Wine is as old as civilization itself. The earliest archeological evidence of the enduring libation dates back to 7,000 B.C. China. As the centuries passed, ingenious craftsmen worked out how to store it.
Just five years ago, in 2013, researchers uncovered one of the oldest known examples of a wine cellar, circa 1,700 B.C., in the ancient Canaanite city of Tel Kabri in northern Israel.
Much has changed thousands of years later, but man’s passion for the Dionysian drink has only grown and evolved, as has our ability to store and display the vast collections of bottles, limited only by temporal and geographical boundaries.
For nearly 20 years, Joe Kline and his partner Curt Dahl of Joseph & Curtis Custom Wine Cellars have been improving this lineage with game-changing innovations and a relentless dedication to their craft. Found in homes and businesses throughout the East End, their wine cellars run the gamut from traditional to ultra-modern, with an array of unique materials rarely found elsewhere.
But like all great things, Joseph & Curtis started small.
“It was just the equivalent of a hobby for me,” Kline says, noting that he made furniture in his spare time when he wasn’t working as a trader for Dahl’s NYC firm in the late 1990s. After the two forged a friendship and began dining together with their spouses, he showed Dahl a custom wine rack he made for his wife using wood and copper rods.
It was like nothing Dahl had ever seen and, once Kline convinced him he actually made it, the future partners realized they could combine Kline’s designs with Dahl’s business savvy and begin selling custom wine racks to other wine enthusiasts. “Little by little, we started getting people responding to them,” Kline says. “It was as much a piece of art as it was wine storage.”
Some two decades later, the merging of art and utility still defines Joseph & Curtis, though the business has expanded from elegant racks to massive, climate-controlled cellars housing thousands of bottles for some of the country’s wealthiest and most discerning collectors.
“Just about any style you can imagine, we’ve designed and built,” Kline says, pointing out that today both he and Dahl design cellars for Joseph & Curtis. “We both wear a lot of hats.”
Once the racks were selling briskly, customers began asking them to create entire rooms featuring their unique aesthetic. “It was a learning curve,” Kline confirms, but they teamed up with an experienced “old-time refrigeration guy,” who’s since retired, to learn climate control techniques, and they’ve never looked back.
At the end of the day, these are trophy rooms,” Kline says, explaining that while they do all sorts of projects, Joseph & Curtis is known for designing and building wine cellars that go far beyond simple function. “High-design cabinets are very much a focal point,” he adds. “It’s as much a statement as it is anything else.”
Whether they’re building wine features for top-tier restaurants or small private cabinets, Kline and Dahl’s clients ask to be wowed. They regularly incorporate materials rarely seen in even some of the finest cellars and cabinets. “They want something no one else has,” Kline says.

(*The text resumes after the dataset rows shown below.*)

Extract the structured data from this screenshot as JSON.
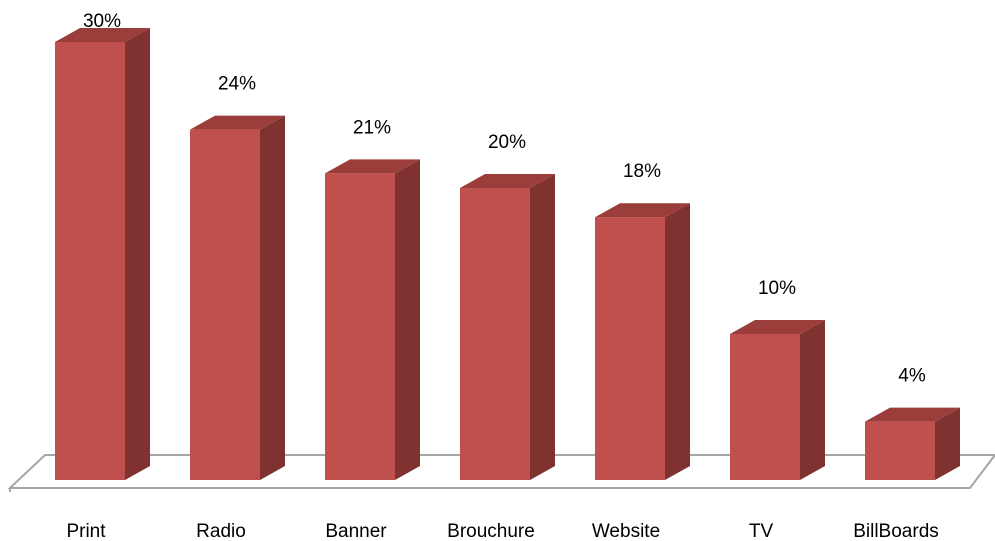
{
  "chart_data": {
    "type": "bar3d",
    "categories": [
      "Print",
      "Radio",
      "Banner",
      "Brouchure",
      "Website",
      "TV",
      "BillBoards"
    ],
    "values": [
      30,
      24,
      21,
      20,
      18,
      10,
      4
    ],
    "value_labels": [
      "30%",
      "24%",
      "21%",
      "20%",
      "18%",
      "10%",
      "4%"
    ],
    "color": "#c0504d"
  }
}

As a result, the duo use steel with various hand-applied patinas, dramatic LED lighting to create glowing panels of glass and acrylic, and unusual hardwoods, such as Australian jarrah and African wenge or binga.
“We use a lot of exotics,” Kline says.
He recalls a recent job where the customer asked for “the Rembrandt or Picasso of wine cellars” installed in his Fifth Avenue apartment. Kline and Dahl put together a stunning three-panel room between two walls of black stone and two walls of glass. Things became complicated when the client asked for one glass wall to be seamless, which proved difficult, considering the glass wouldn’t fit inside the building’s elevators or stairwells.
Joseph & Curtis ended up renting a crane and working with the city to get permits to hoist the solid, tempered glass panel into the building, at no small expense to the customer. “They had to close part of 5th Avenue,” Kline says, but the final product was magnificent. Lit from above by LEDs, “the whole panel glows,” he adds proudly.
“There’s every type of customer,” Kline says, pointing out that Joseph & Curtis work with interior designers and homeowners with very specific ideas, while others tell them to take charge, only requesting that Kline and Dahl do something amazing.
Both men are constantly working on new designs and breakthroughs, from “stupid little hand drawings on a napkin” to realistically rendered 3-D isometric drawings on their proprietary software.
And no matter how big the business gets, “Curt and I still go to these houses and meet these people,” Kline says. “We’re extremely hands-on.”
Of course, the job doesn’t end once the cellar is built. Joseph & Curtis also offer management consulting services for the collections within them.